- Associated Press - Monday, May 1, 2017

SALEM, Ore. (AP) - Increasingly massive container ships threaten the relevance of the Port of Portland’s container terminal, where cranes aren’t large enough to accommodate the behemoth vessels, experts say.

“In many ways, this is where the market is headed and what we have to contend with in Portland,” said Randy Fischer, senior analyst at the port. “It’s bigger ships coming in and smaller ships getting pulled out.”

Transportation officials painted a sobering picture of the problems facing container shipping from the port during an April 28 meeting with Northwest importers and exporters.

Container traffic at the port came to a halt in 2016 after several ocean carriers stopped calling at the facility, claiming that slow loading and unloading rendered the market unprofitable.

Productivity problems at the port were blamed on a labor dispute between the longshoremen’s union and the terminal operator, ICTSI, which began leasing the facility in 2011.

The Port of Portland regained control of the container terminal after ending its contract with ICTSI earlier this year, but carriers must still be convinced to return.

“We have a bit of a black eye in the market right now and we need to figure out how best to fit into the market,” said Fischer.

The International Longshore and Warehouse Union is still involved in a legal dispute with the port, though it’s less intense than litigation between the union and ICTSI, said Keith Leavitt, the port’s chief commercial officer.

As the port devises a plan to lure ocean carriers back to the Terminal 6 container facility, it will also seek to “reset” its relationship with ILWU, he said.

“When we start making our market pitch, they need to be with us,” Leavitt said.

Financial turmoil in the shipping industry has reduced the number of major global ocean carrier companies from 20 to 14 even as global freight capacity has surged, Fischer said.

However, the total freight capacity represented by smaller ships has shrunk while the share of new mega-vessels has grown, he said. Of the 12 carriers that service the Northwest, eight have ships small enough for Terminal 6 to handle.

Traditional container exports from the Port of Portland mostly consisted of hay, other agricultural crops and wood products, which were generally of lower value than imports from Asia, such as furniture, shoes, apparel, tires and electronics.

Effectively, exporters were dependent on vessels calling on Portland to offload imported products.

Those ships then returned with lower-value agricultural goods, which was financially preferable than heading back across the Pacific with empty containers.

This dependency on imports complicates the potential for shipping hay and other farm products by rail from the facility.

Terminal 6 has an intermodal railyard that’s only been used sporadically in the past but could be used for transloading export containers from trucks onto trains, said Leavitt.

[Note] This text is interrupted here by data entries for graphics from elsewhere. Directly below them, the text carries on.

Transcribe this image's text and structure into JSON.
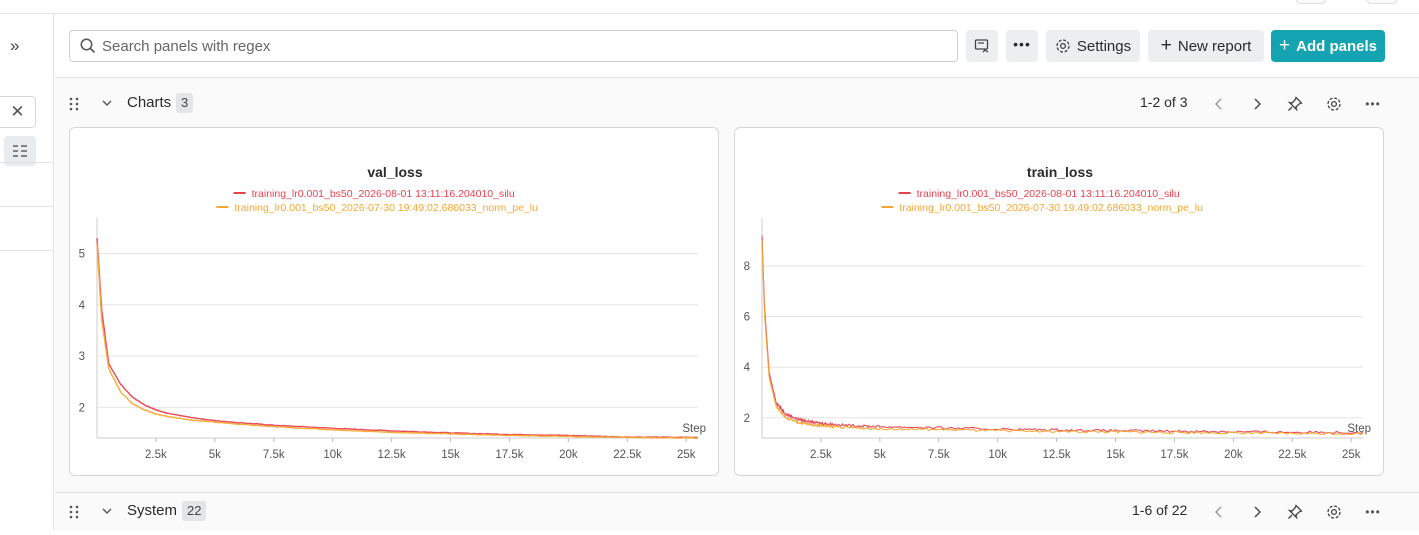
{
  "left": {
    "expand_icon": "double-chevron-right-icon",
    "close_icon": "close-icon",
    "view_icon": "grid-list-icon"
  },
  "search": {
    "placeholder": "Search panels with regex",
    "icon": "search-icon"
  },
  "toolbar": {
    "settings_label": "Settings",
    "new_report_label": "New report",
    "add_panels_label": "Add panels"
  },
  "colors": {
    "accent": "#13a3b1",
    "series_red": "#e8424f",
    "series_orange": "#f5a733"
  },
  "charts_section": {
    "title": "Charts",
    "count": "3",
    "pager": "1-2 of 3"
  },
  "system_section": {
    "title": "System",
    "count": "22",
    "pager": "1-6 of 22"
  },
  "panels": [
    {
      "title": "val_loss",
      "legend": [
        "training_lr0.001_bs50_2026-08-01 13:11:16.204010_silu",
        "training_lr0.001_bs50_2026-07-30 19:49:02.686033_norm_pe_lu"
      ],
      "yticks": [
        "5",
        "4",
        "3",
        "2"
      ],
      "xticks": [
        "2.5k",
        "5k",
        "7.5k",
        "10k",
        "12.5k",
        "15k",
        "17.5k",
        "20k",
        "22.5k",
        "25k"
      ],
      "xlabel": "Step"
    },
    {
      "title": "train_loss",
      "legend": [
        "training_lr0.001_bs50_2026-08-01 13:11:16.204010_silu",
        "training_lr0.001_bs50_2026-07-30 19:49:02.686033_norm_pe_lu"
      ],
      "yticks": [
        "8",
        "6",
        "4",
        "2"
      ],
      "xticks": [
        "2.5k",
        "5k",
        "7.5k",
        "10k",
        "12.5k",
        "15k",
        "17.5k",
        "20k",
        "22.5k",
        "25k"
      ],
      "xlabel": "Step"
    }
  ],
  "chart_data": [
    {
      "type": "line",
      "title": "val_loss",
      "xlabel": "Step",
      "ylabel": "",
      "xlim": [
        0,
        25500
      ],
      "ylim": [
        1.4,
        5.5
      ],
      "series": [
        {
          "name": "training_lr0.001_bs50_2026-08-01 13:11:16.204010_silu",
          "color": "#e8424f",
          "x": [
            0,
            200,
            500,
            1000,
            1500,
            2000,
            2500,
            3000,
            4000,
            5000,
            6000,
            7500,
            10000,
            12500,
            15000,
            17500,
            20000,
            22500,
            25500
          ],
          "y": [
            5.3,
            3.9,
            2.85,
            2.45,
            2.2,
            2.05,
            1.95,
            1.88,
            1.8,
            1.74,
            1.7,
            1.65,
            1.59,
            1.54,
            1.5,
            1.47,
            1.45,
            1.42,
            1.41
          ]
        },
        {
          "name": "training_lr0.001_bs50_2026-07-30 19:49:02.686033_norm_pe_lu",
          "color": "#f5a733",
          "x": [
            0,
            200,
            500,
            1000,
            1500,
            2000,
            2500,
            3000,
            4000,
            5000,
            6000,
            7500,
            10000,
            12500,
            15000,
            17500,
            20000,
            22500,
            25500
          ],
          "y": [
            5.2,
            3.7,
            2.75,
            2.3,
            2.07,
            1.95,
            1.87,
            1.82,
            1.75,
            1.71,
            1.67,
            1.62,
            1.56,
            1.51,
            1.48,
            1.45,
            1.43,
            1.41,
            1.4
          ]
        }
      ]
    },
    {
      "type": "line",
      "title": "train_loss",
      "xlabel": "Step",
      "ylabel": "",
      "xlim": [
        0,
        25500
      ],
      "ylim": [
        1.2,
        9.5
      ],
      "series": [
        {
          "name": "training_lr0.001_bs50_2026-08-01 13:11:16.204010_silu",
          "color": "#e8424f",
          "x": [
            0,
            100,
            300,
            600,
            1000,
            1500,
            2000,
            2500,
            3000,
            4000,
            5000,
            7500,
            10000,
            12500,
            15000,
            17500,
            20000,
            22500,
            25500
          ],
          "y": [
            9.2,
            6.5,
            3.8,
            2.6,
            2.15,
            1.95,
            1.85,
            1.78,
            1.74,
            1.68,
            1.65,
            1.6,
            1.55,
            1.52,
            1.49,
            1.47,
            1.45,
            1.43,
            1.42
          ]
        },
        {
          "name": "training_lr0.001_bs50_2026-07-30 19:49:02.686033_norm_pe_lu",
          "color": "#f5a733",
          "x": [
            0,
            100,
            300,
            600,
            1000,
            1500,
            2000,
            2500,
            3000,
            4000,
            5000,
            7500,
            10000,
            12500,
            15000,
            17500,
            20000,
            22500,
            25500
          ],
          "y": [
            9.0,
            6.2,
            3.6,
            2.45,
            2.0,
            1.82,
            1.74,
            1.69,
            1.65,
            1.6,
            1.57,
            1.53,
            1.49,
            1.46,
            1.44,
            1.42,
            1.4,
            1.38,
            1.37
          ]
        }
      ]
    }
  ]
}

Without container service in Portland, agricultural exporters must truck products to more distant ports in Seattle and Tacoma. Shipping agricultural goods to these cities by rail, on the other hand, would allow them to avoid traffic congestion.

For the idea to work, though, exporters need access to empty containers.

Since Portland isn’t a major consumer market, importers were less likely to use Terminal 6 even when ocean carriers were still calling on the facility. That meant fewer containers were available to exporters.

The problem is now obviously worse, since container shipping has halted altogether, Leavitt said.

If there was a reason to bring more containers into Portland - such as storing empty ones returning from the Midwest - the intermodal railyard would be more viable, he said.